The international community has quietly tolerated this arrangement out of an understanding of Israel’s unique security needs, he said.

“There is an international acceptance that Israel has no choice but to depend on its nuclear power without talking about it,” said Aronson. “In today’s power relations, where there are 6 million Jews against 400 million Arabs . . . Israel has no choice but to be an undeclared nuclear power.”

He said many Middle Eastern countries remain committed to Israel’s destruction. “What is stopping them from doing it? Dimona,” he said.

Israel says only that it will not be the first country to introduce nuclear weapons into the Middle East. But there is strong evidence that it has a large and sophisticated atomic arsenal.

In 1986, Mordechai Vanunu, a disgruntled technician at the Dimona facility, handed photos of the facility to a British newspaper. They led foreign experts to conclude that Israel had the world’s sixth-largest nuclear stockpile. Israeli intelligence agents later seized Vanunu in Rome, and he spent 18 years in prison.

In an apparent slip of the tongue, then-Prime Minister Ehud Olmert appeared to acknowledge that Israel has nuclear weapons in a 2006 interview with a German TV station. Shimon Peres also seemed to admit to having nuclear arms in calling for a nuclear-free Middle East in 1995, when he was Israel’s prime minister.

“Give me peace, we will give up the nuclear capability. That’s the whole story,” Peres said at the time. He is believed to have played a key role in developing the country’s nuclear program in the 1950s and ’60s.

Analysts Hans M. Kristensen and Robert S. Norris said in an article published earlier this month that Israel has 80 nuclear warheads.

Israel is among four countries believed to possess nuclear weapons that have not joined the Nuclear Non-Proliferation Treaty (NPT), a landmark 1970 agreement that attempts to stop the spread of nuclear arms. The others are India, Pakistan and North Korea, countries that have all declared their nuclear capabilities.

For decades, the Israeli strategy of ambiguity has largely worked. Last week, Israel and its allies fended off an Arab-led attempt to censure its refusal to acknowledge that it possesses nuclear weapons and put them under international oversight. But if international engagement with Iran gains traction, calls for Israel to be held accountable could grow.
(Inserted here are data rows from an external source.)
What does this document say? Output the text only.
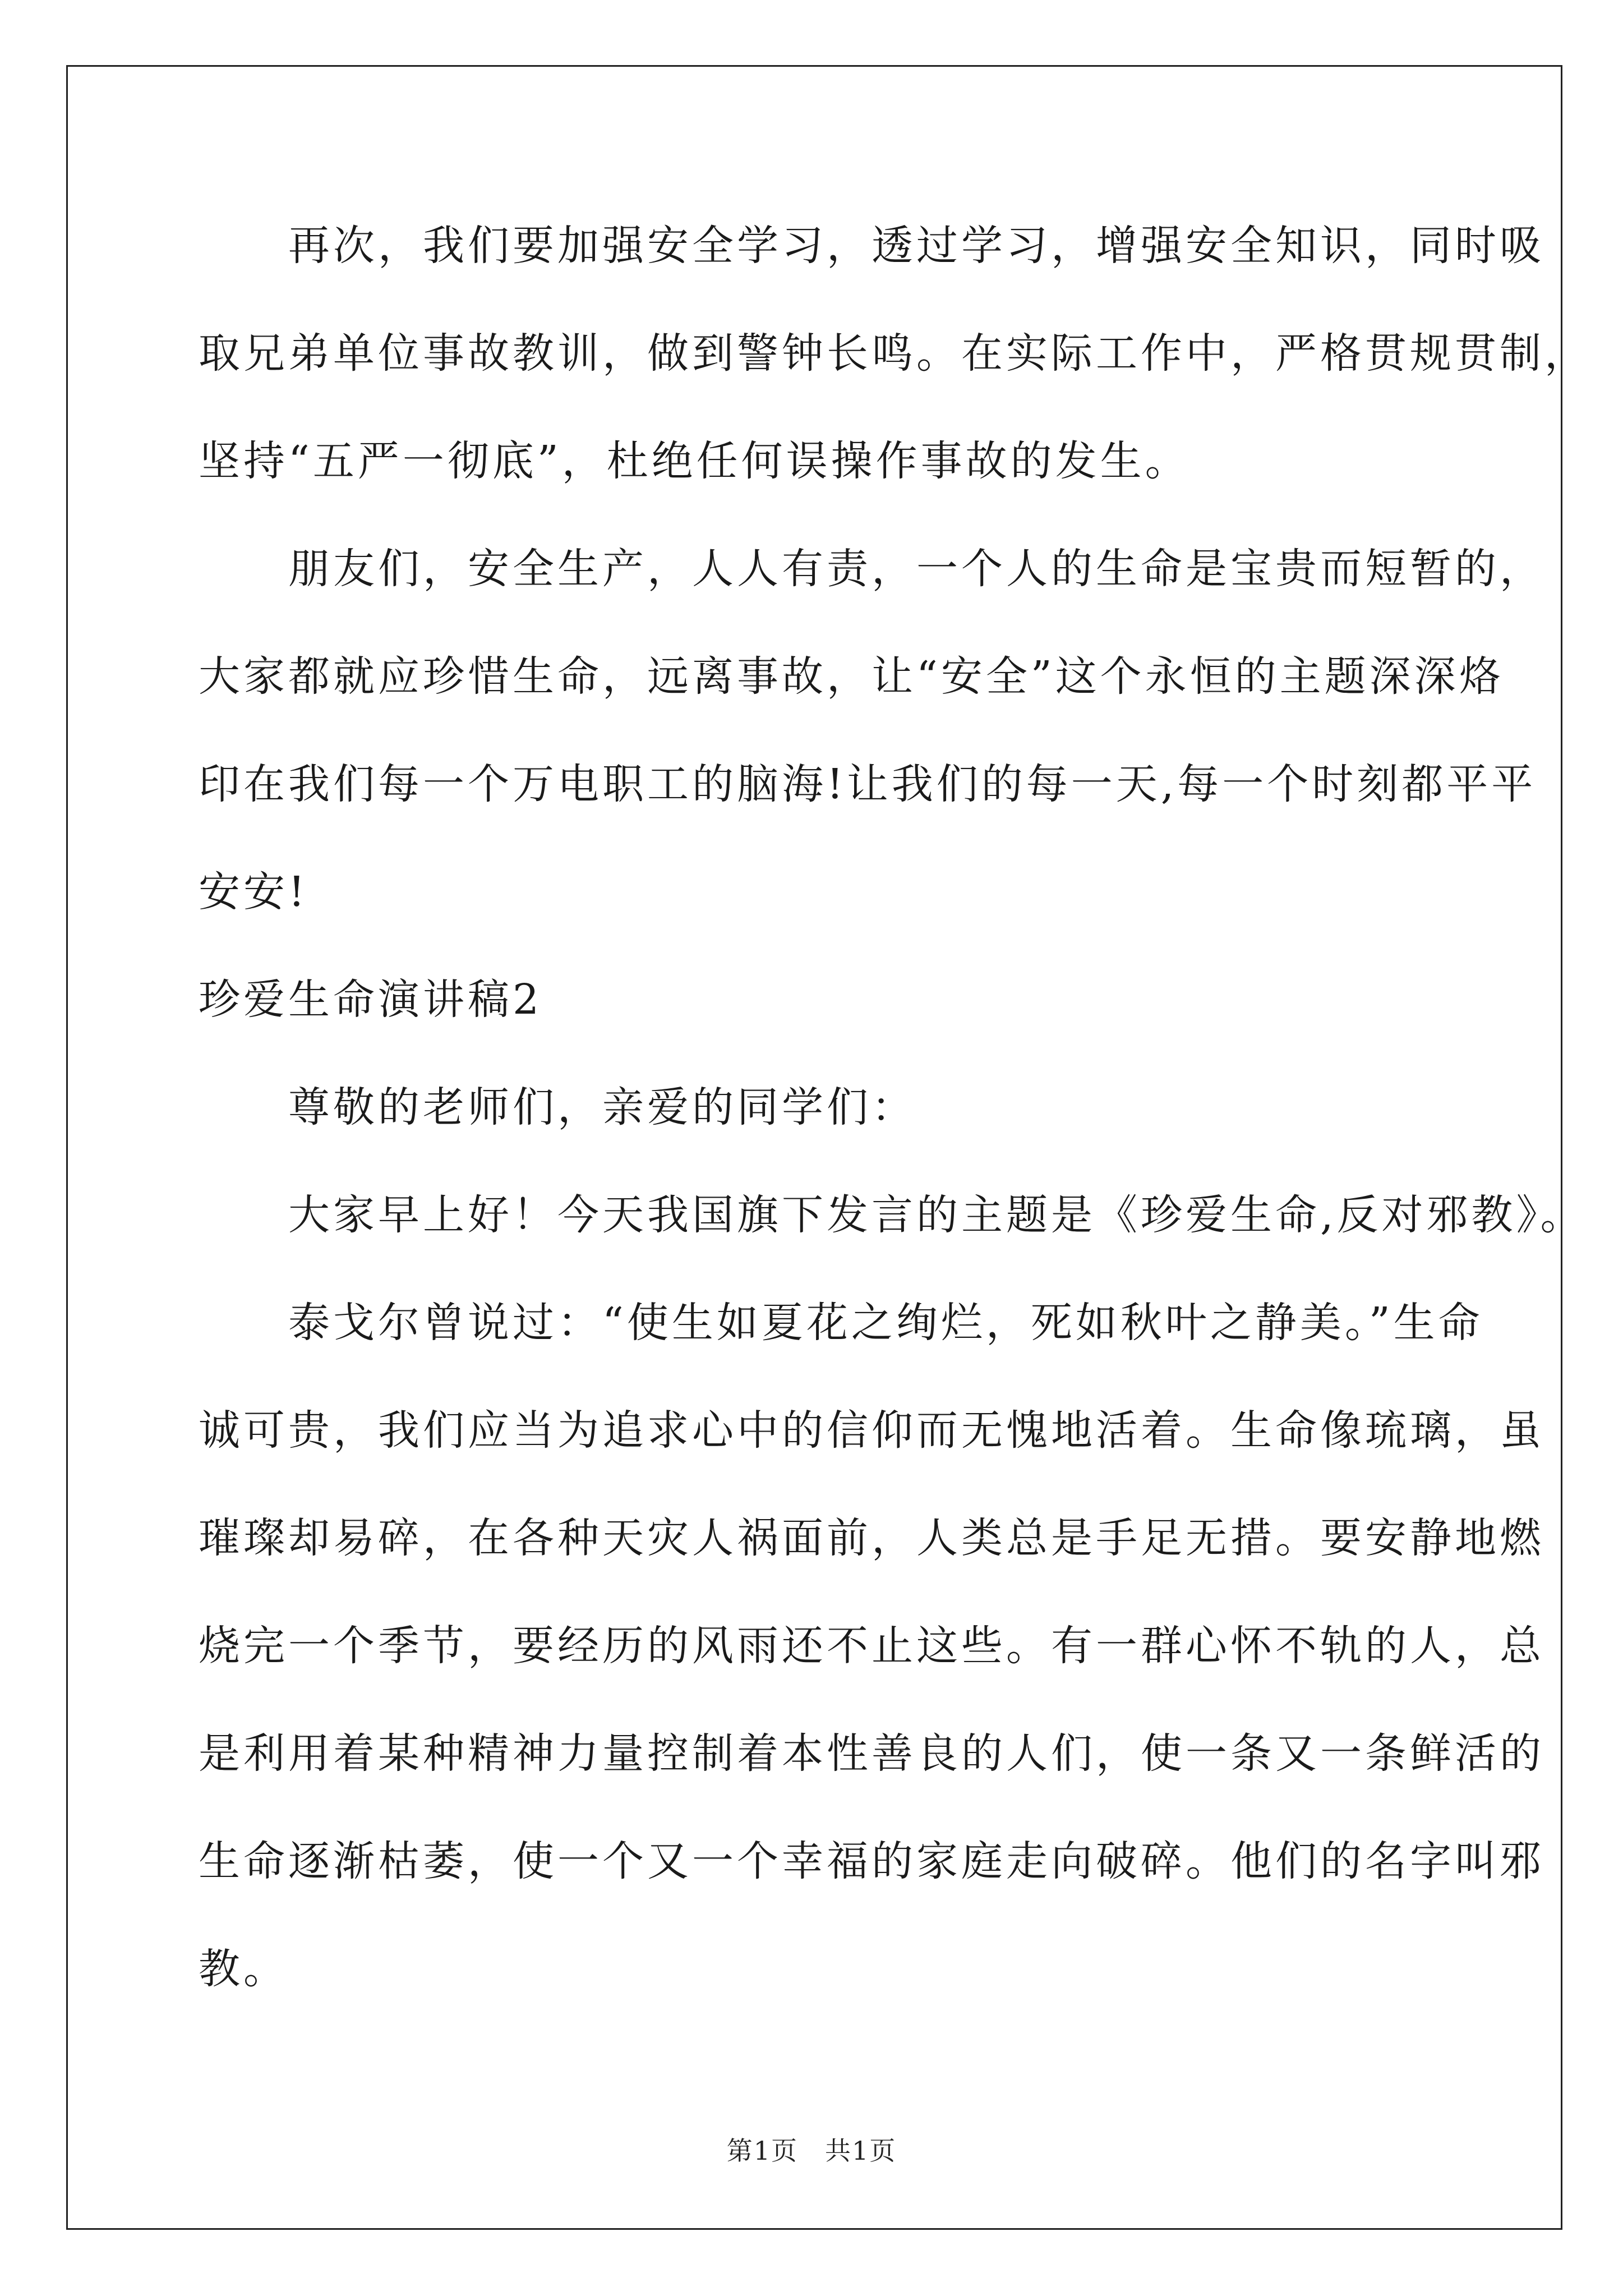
　　再次，我们要加强安全学习，透过学习，增强安全知识，同时吸
取兄弟单位事故教训，做到警钟长鸣。在实际工作中，严格贯规贯制，
坚持“五严一彻底”，杜绝任何误操作事故的发生。
　　朋友们，安全生产，人人有责，一个人的生命是宝贵而短暂的，
大家都就应珍惜生命，远离事故，让“安全”这个永恒的主题深深烙
印在我们每一个万电职工的脑海!让我们的每一天,每一个时刻都平平
安安!
珍爱生命演讲稿2
　　尊敬的老师们，亲爱的同学们：
　　大家早上好！今天我国旗下发言的主题是《珍爱生命,反对邪教》。
　　泰戈尔曾说过：“使生如夏花之绚烂，死如秋叶之静美。”生命
诚可贵，我们应当为追求心中的信仰而无愧地活着。生命像琉璃，虽
璀璨却易碎，在各种天灾人祸面前，人类总是手足无措。要安静地燃
烧完一个季节，要经历的风雨还不止这些。有一群心怀不轨的人，总
是利用着某种精神力量控制着本性善良的人们，使一条又一条鲜活的
生命逐渐枯萎，使一个又一个幸福的家庭走向破碎。他们的名字叫邪
教。
第1页　共1页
While Tehran recognizes it is unlikely to make much headway with the West, its strategy is aimed at a more global audience.

It has used its prominent position in the Nonaligned Movement, a grouping of more than 100 developing countries, to bash Israel over its presumed nuclear arsenal. Rouhani told a summit of Asian leaders this month that Iran is committed to the NPT while noting Israel’s refusal to join.

But there is probably also a visceral pleasure for Iran to land political punches that could unsettle Israel. Tehran led the call for a proposed international conference in Finland last year to declare the Middle East a “nuclear weapons-free zone.”

The U.S. helped scuttle the plans, apparently to save Israel embarrassment. But in response to the cancelation, the U.N. General Assembly approved resolution 174-6, with six abstentions, calling on Israel to quickly open its nuclear program for inspection and join the NPT “without further delay.” Resolutions by the General Assembly are not legally binding, but they reflect world opinion and can carry political weight.

Ephraim Asculai, a former official of the Israel Atomic Energy Commission, said Israel’s precondition to discussing its nuclear program is peace in the region. “As long as there is no peace with our enemies, why should Israel make a step forward on that?” he asked.